Setting Up Shelter For Protection From Rain
Another area of concern when it comes to cooking in the rain while camping is setting up sheltered areas on a campsite to cook underneath. Again, this comes down to preparation. One cannot expect to set up a shelter during the middle of a storm, so plan ahead and get your shelter set up on the day you arrive to the campsite.
A Gazebo Tent Is The All In One Solution
A gazebo tent is a tent or multiple tents that attach to the poles of a gazebo/canopy. If you haven’t bought a tent yet, I highly recommend you check out the gazebo tent options available.
With this kind of tent, you can set up the camp kitchen under the gazebo. The kitchen is always sheltered from the rain, so no need to worry about getting wet when cooking. The area is well ventilated so no need to worry about toxic fumes.
With this style of tent, you attach smaller tents to the poles of the gazebo. So you have instant access to your tent from the kitchen area while you also have shelter for getting in and out of your tent.
Pop Up a Trekking Umbrella
If you are sleeping alone or camping alone, setting up a trekking umbrella, which is very simple and fast is a good way to get protection from the rain so you can cook. A trekking umbrella is ideal in conditions where the wind is not too strong.
Set Up a Tarp
If you are camping with a large group of people, I often prefer to go for an affordable tarp, to protect the group from the rain. However, you will need to ensure that you have access points to make your tarp secure with using guy lines. Using reflective guylines is a good idea, especially when there is a large number of people gathering under the tarp.

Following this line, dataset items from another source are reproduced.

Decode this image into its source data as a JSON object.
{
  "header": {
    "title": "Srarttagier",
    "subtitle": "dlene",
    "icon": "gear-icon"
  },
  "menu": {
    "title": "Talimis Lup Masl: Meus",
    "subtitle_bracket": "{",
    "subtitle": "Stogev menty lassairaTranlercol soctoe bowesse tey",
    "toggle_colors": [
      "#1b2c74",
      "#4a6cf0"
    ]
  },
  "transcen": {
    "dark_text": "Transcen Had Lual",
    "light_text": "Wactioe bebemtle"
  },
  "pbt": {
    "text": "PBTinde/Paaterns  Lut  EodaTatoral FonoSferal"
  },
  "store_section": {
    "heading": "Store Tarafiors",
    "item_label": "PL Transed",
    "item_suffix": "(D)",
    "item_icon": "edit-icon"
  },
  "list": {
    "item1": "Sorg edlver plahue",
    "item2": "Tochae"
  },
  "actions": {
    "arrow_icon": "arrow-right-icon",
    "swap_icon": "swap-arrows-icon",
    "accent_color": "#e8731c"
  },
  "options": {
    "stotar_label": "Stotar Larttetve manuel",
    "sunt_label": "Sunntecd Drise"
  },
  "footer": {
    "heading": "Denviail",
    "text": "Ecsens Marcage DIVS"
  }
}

If you don’t have access to structural points to tie the tarp off to, you can always use trekking poles. However this does leave insufficient headroom to stand, and you will be left with is to sit on the ground while preparing your food. I also ascertain that the tarp is safe and angled so that the downpour can drain off. In case I face a problem of sideways rain, I will have to make my tarp edges close to the ground level to act as a wind barrier.
Dangers of Cooking Inside Tent Because It’s Raining Outside
The greatest danger of cooking inside a tent is the emission of carbon monoxide by your stove. Carbon monoxide is an odorless and invisible gas that affects your breathing. It is a product of carbon-based fuels like alcohol, canister fuels, wood, and fuel cubes, to name a few.
When preparing food using a camping stove, it is often advisable to ensure the tent has enough and well-ventilated spaces. On most occasions, it would be better to cook from outside, but in extreme rain, there is no alternative but to cook from inside the tent.
When cooking inside a tent, you are best off using a tent stove that has been designed to be used inside a tent. However, not just any tent. The tent also needs to have stock jacks so the fumes can be dispersed outside the tent.
Cooking Inside A Tent Can Be Poisonous
Inhalation of carbon monoxide gas can lead to poisoning. Some of the symptoms of poisoning include headache, nausea, and disorientation. Other symptoms of carbon monoxide poisoning are difficulties in breathing, stomach pains, and general body weakness, to name a few.
In case you are not aware, the poisoning caused by carbon monoxide has a negative impact on the brain, which may eventually lead to death. This is a problem affecting everyone that cooks inside a tent as a result of ignorance.
Remember, prevention is better than cure.